Many health conditions can be controlled or assisted by a good diet. Hayfever, asthma, si-nusitis and skin problems such as eczema are examples. These conditions can often be helped by avoiding dairy products (milk, cheese, butter yoghurt), and swapping to alternatives such as soy or rice milk and soy yoghurt. Another common example is the avoidance of certain vegetables and fruits in association with arthritis and other inflammatory problems. If tomatoes, peppers, egg plant, potatoes and citrus fruits, such as oranges, are removed from the diet symptoms may improve.

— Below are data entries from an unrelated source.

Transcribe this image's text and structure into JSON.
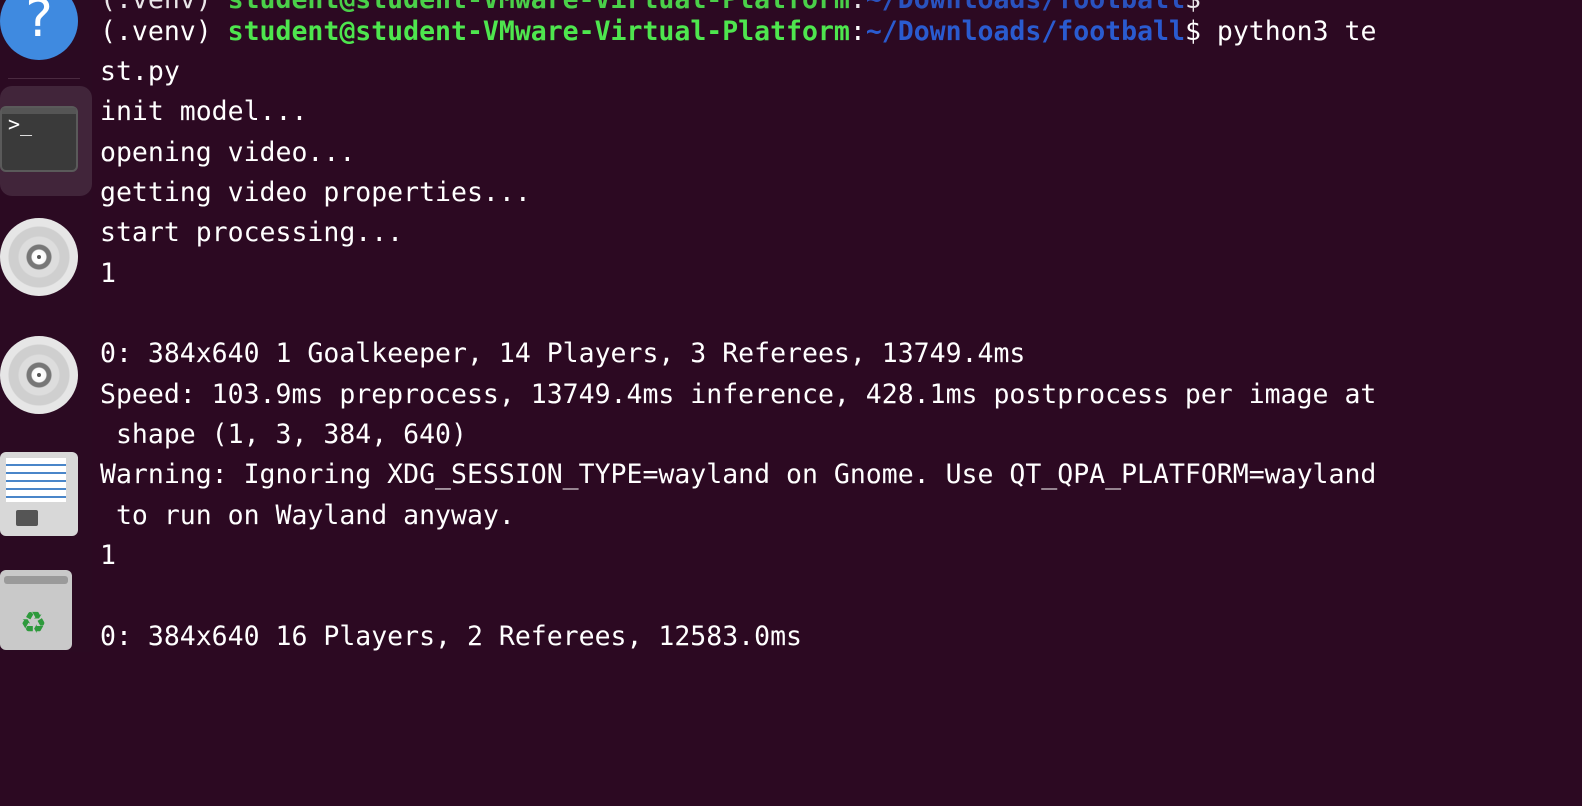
{
  "dock": {
    "help_glyph": "?",
    "terminal_glyph": ">_",
    "trash_glyph": "♻"
  },
  "terminal": {
    "partial_prev_prompt": {
      "venv": "(.venv) ",
      "user_host": "student@student-VMware-Virtual-Platform",
      "colon": ":",
      "path": "~/Downloads/football",
      "dollar": "$"
    },
    "prompt": {
      "venv": "(.venv) ",
      "user_host": "student@student-VMware-Virtual-Platform",
      "colon": ":",
      "path": "~/Downloads/football",
      "dollar": "$",
      "command": " python3 te"
    },
    "lines": [
      "st.py",
      "init model...",
      "opening video...",
      "getting video properties...",
      "start processing...",
      "1",
      "",
      "0: 384x640 1 Goalkeeper, 14 Players, 3 Referees, 13749.4ms",
      "Speed: 103.9ms preprocess, 13749.4ms inference, 428.1ms postprocess per image at",
      " shape (1, 3, 384, 640)",
      "Warning: Ignoring XDG_SESSION_TYPE=wayland on Gnome. Use QT_QPA_PLATFORM=wayland",
      " to run on Wayland anyway.",
      "1",
      "",
      "0: 384x640 16 Players, 2 Referees, 12583.0ms"
    ]
  },
  "colors": {
    "background": "#2c0922",
    "prompt_user": "#4ee64e",
    "prompt_path": "#2a5bd0",
    "text": "#ffffff"
  }
}
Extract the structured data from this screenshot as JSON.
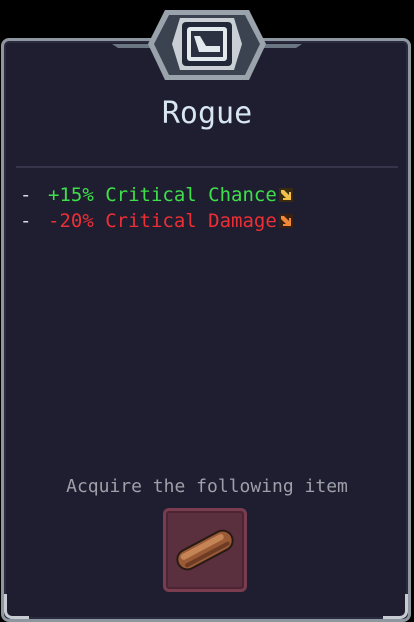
{
  "class_card": {
    "title": "Rogue",
    "emblem_icon": "dagger-emblem-icon"
  },
  "stats": [
    {
      "prefix": "-",
      "text": "+15% Critical Chance",
      "color": "#3ee04a",
      "arrow": "arrow-icon"
    },
    {
      "prefix": "-",
      "text": "-20% Critical Damage",
      "color": "#ec2f34",
      "arrow": "arrow-icon"
    }
  ],
  "reward": {
    "label": "Acquire the following item",
    "item_icon": "sausage-icon"
  }
}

In all situations (except kidney disease) it is beneficial to reduce intake or tea, coffee, fizzy drinks and alcohol and increase intake of pure water. The average person should drink 2 litres daily minimum. We all know that both tea and coffee contain various undesirable elements such as caffeine. Occasional indulgence will not harm the average person, and there are a wide range of alternatives now available in the form of herbal teas and cereal coffees. With regard to alcohol a glass of wine with the evening meal can be beneficial in certain instances (due to antioxidants found in wine). We need to remember that alcohol has to be detoxified by the liver and our poor livers are already under siege from numerous quarters, including environmental pollution. So everything in moderation for maximum good health!

Always remember that nutritional advice such as this is a basic guideline and that for individual health and diet problems a professional nutritionist should be consulted. Many well-trained natural therapists have had extensive training in nutrition and diet, as these are necessary for an overall healthy lifestyle.